Thirty-year bonds erased an early, pre-auction
loss and were up 5/32 in late trade, yielding 3.73 percent.
Besides the 30-year bonds sold on Thursday, the Treasury
sold three-year notes on Tuesday and 10-year notes on Wednesday.
Treasuries have largely traded sideways for the past two
weeks, with many investors reluctant to enter new trades due to
the political stalemate in Washington.
The U.S. government entered its 10th day of partial shutdown
on Thursday and fears have been rising that the political
conflict could keep the debt ceiling from being raised and lead
to a default on some short-term U.S. debt, an event that would
undermine needed confidence in a benchmark asset to which all
other financial markets are connected.
"Bonds sold off a bit while equities and credit rallied all
on the idea of some deal happening 'soon,'" said Jack Flaherty,
investment director at GAM USA Inc in New York.

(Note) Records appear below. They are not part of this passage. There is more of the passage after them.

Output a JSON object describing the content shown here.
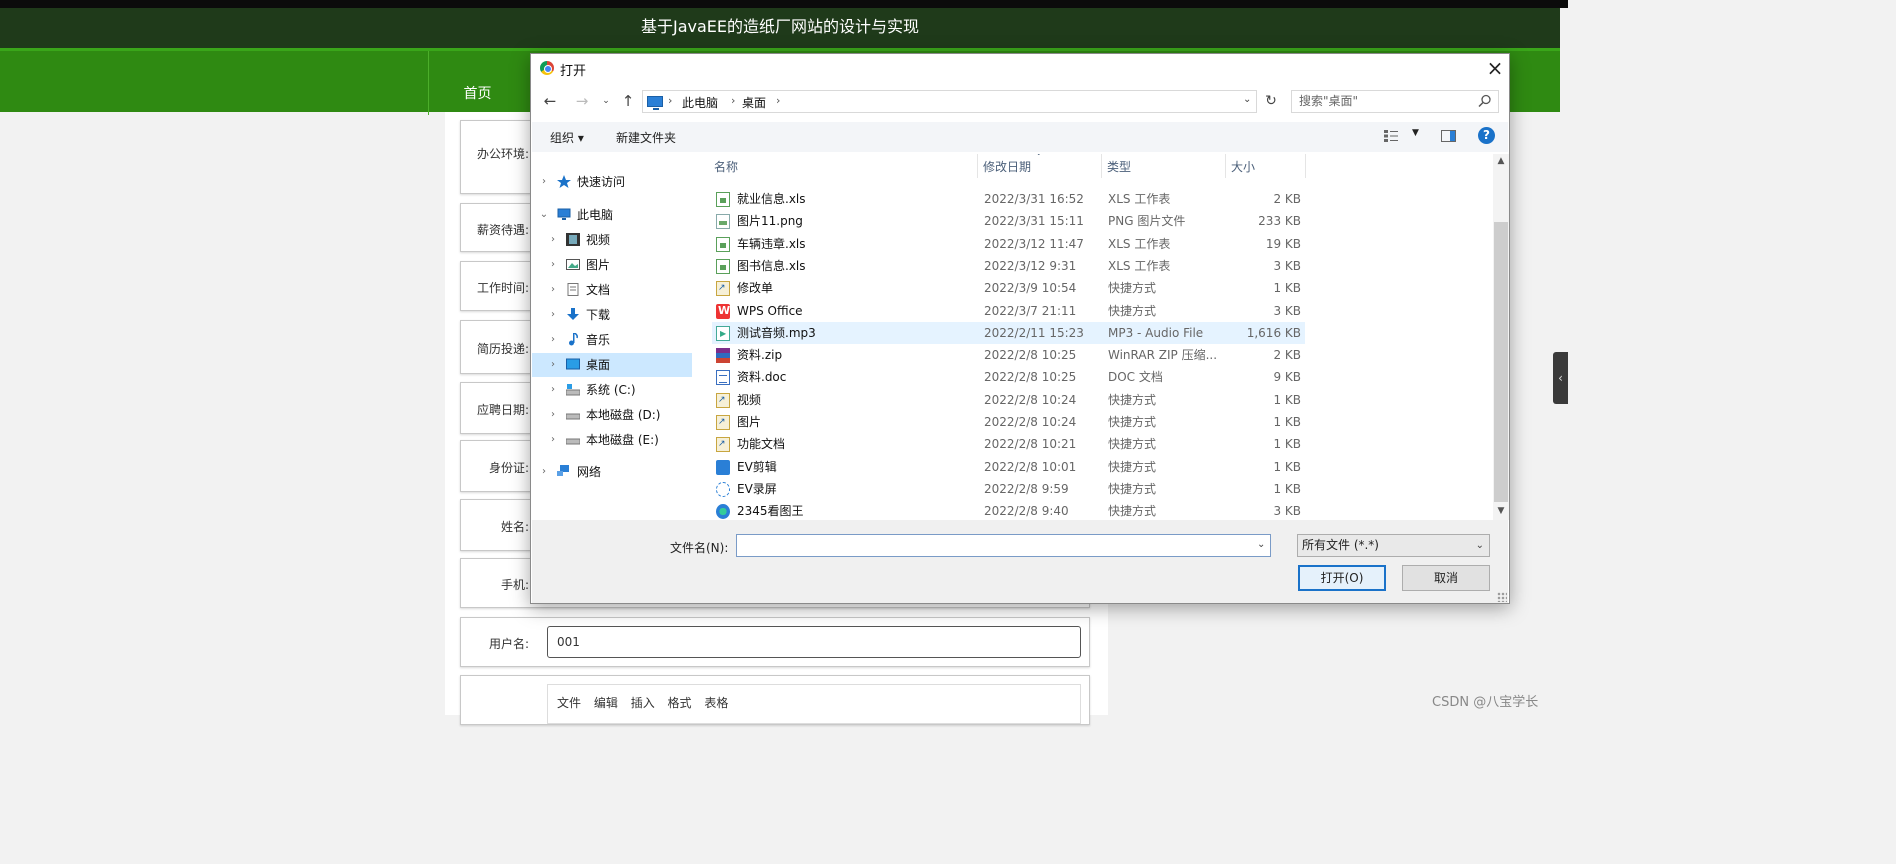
{
  "page": {
    "title": "基于JavaEE的造纸厂网站的设计与实现",
    "nav_home": "首页",
    "fields": [
      {
        "label": "办公环境:"
      },
      {
        "label": "薪资待遇:"
      },
      {
        "label": "工作时间:"
      },
      {
        "label": "简历投递:"
      },
      {
        "label": "应聘日期:"
      },
      {
        "label": "身份证:"
      },
      {
        "label": "姓名:"
      },
      {
        "label": "手机:"
      },
      {
        "label": "用户名:",
        "value": "001"
      }
    ],
    "editor_menu": [
      "文件",
      "编辑",
      "插入",
      "格式",
      "表格"
    ],
    "watermark": "CSDN @八宝学长"
  },
  "dialog": {
    "title": "打开",
    "breadcrumb": [
      "此电脑",
      "桌面"
    ],
    "search_placeholder": "搜索\"桌面\"",
    "toolbar": {
      "organize": "组织 ▾",
      "new_folder": "新建文件夹"
    },
    "nav_pane": [
      {
        "label": "快速访问",
        "icon": "star-icon"
      },
      {
        "label": "此电脑",
        "icon": "computer-icon",
        "expanded": true
      },
      {
        "label": "视频",
        "icon": "video-folder-icon"
      },
      {
        "label": "图片",
        "icon": "pictures-folder-icon"
      },
      {
        "label": "文档",
        "icon": "documents-folder-icon"
      },
      {
        "label": "下载",
        "icon": "download-icon"
      },
      {
        "label": "音乐",
        "icon": "music-icon"
      },
      {
        "label": "桌面",
        "icon": "desktop-icon",
        "selected": true
      },
      {
        "label": "系统 (C:)",
        "icon": "drive-icon"
      },
      {
        "label": "本地磁盘 (D:)",
        "icon": "drive-icon"
      },
      {
        "label": "本地磁盘 (E:)",
        "icon": "drive-icon"
      },
      {
        "label": "网络",
        "icon": "network-icon"
      }
    ],
    "columns": {
      "name": "名称",
      "date": "修改日期",
      "type": "类型",
      "size": "大小"
    },
    "files": [
      {
        "name": "就业信息.xls",
        "date": "2022/3/31 16:52",
        "type": "XLS 工作表",
        "size": "2 KB",
        "icon": "xls-icon"
      },
      {
        "name": "图片11.png",
        "date": "2022/3/31 15:11",
        "type": "PNG 图片文件",
        "size": "233 KB",
        "icon": "png-icon"
      },
      {
        "name": "车辆违章.xls",
        "date": "2022/3/12 11:47",
        "type": "XLS 工作表",
        "size": "19 KB",
        "icon": "xls-icon"
      },
      {
        "name": "图书信息.xls",
        "date": "2022/3/12 9:31",
        "type": "XLS 工作表",
        "size": "3 KB",
        "icon": "xls-icon"
      },
      {
        "name": "修改单",
        "date": "2022/3/9 10:54",
        "type": "快捷方式",
        "size": "1 KB",
        "icon": "shortcut-icon"
      },
      {
        "name": "WPS Office",
        "date": "2022/3/7 21:11",
        "type": "快捷方式",
        "size": "3 KB",
        "icon": "wps-icon"
      },
      {
        "name": "测试音频.mp3",
        "date": "2022/2/11 15:23",
        "type": "MP3 - Audio File",
        "size": "1,616 KB",
        "icon": "mp3-icon",
        "hover": true
      },
      {
        "name": "资料.zip",
        "date": "2022/2/8 10:25",
        "type": "WinRAR ZIP 压缩...",
        "size": "2 KB",
        "icon": "zip-icon"
      },
      {
        "name": "资料.doc",
        "date": "2022/2/8 10:25",
        "type": "DOC 文档",
        "size": "9 KB",
        "icon": "doc-icon"
      },
      {
        "name": "视频",
        "date": "2022/2/8 10:24",
        "type": "快捷方式",
        "size": "1 KB",
        "icon": "shortcut-icon"
      },
      {
        "name": "图片",
        "date": "2022/2/8 10:24",
        "type": "快捷方式",
        "size": "1 KB",
        "icon": "shortcut-icon"
      },
      {
        "name": "功能文档",
        "date": "2022/2/8 10:21",
        "type": "快捷方式",
        "size": "1 KB",
        "icon": "shortcut-icon"
      },
      {
        "name": "EV剪辑",
        "date": "2022/2/8 10:01",
        "type": "快捷方式",
        "size": "1 KB",
        "icon": "ev-edit-icon"
      },
      {
        "name": "EV录屏",
        "date": "2022/2/8 9:59",
        "type": "快捷方式",
        "size": "1 KB",
        "icon": "ev-record-icon"
      },
      {
        "name": "2345看图王",
        "date": "2022/2/8 9:40",
        "type": "快捷方式",
        "size": "3 KB",
        "icon": "image-viewer-icon"
      }
    ],
    "filename_label": "文件名(N):",
    "filename_value": "",
    "filetype": "所有文件 (*.*)",
    "open_button": "打开(O)",
    "cancel_button": "取消"
  }
}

"Then Treasuries moved up from the lows on talk that made a
deal look farther off than it seemed in the morning," he said.
Flaherty called the fluctuations "a lot of noise.
"A debt deal will get done and rates will go back up. It's a
matter of when, not if. But maybe the markets' complacency isn't
putting enough pressure on the politicians in D.C," he said.
The current on-the-run one-month Treasury bill yields
, which mature on November 7, traded at 0.25 percent
on Thursday, below a five-year high of 0.36 percent on Tuesday.
The cost to finance overnight trades backed by Treasuries in
the repurchase agreement market also shot higher on Thursday,
opening at around 27 basis points before falling back to around
10 basis points, said traders.
Banks and money funds have begun to stipulate that they will
not accept Treasuries at risk of delayed payments to back repo
loans.
The Federal Reserve bought $1.38 billion in Treasury
Inflation-Protected Securities (TIPS) due from 2028 to 2043 on
Thursday as part of its ongoing purchase program.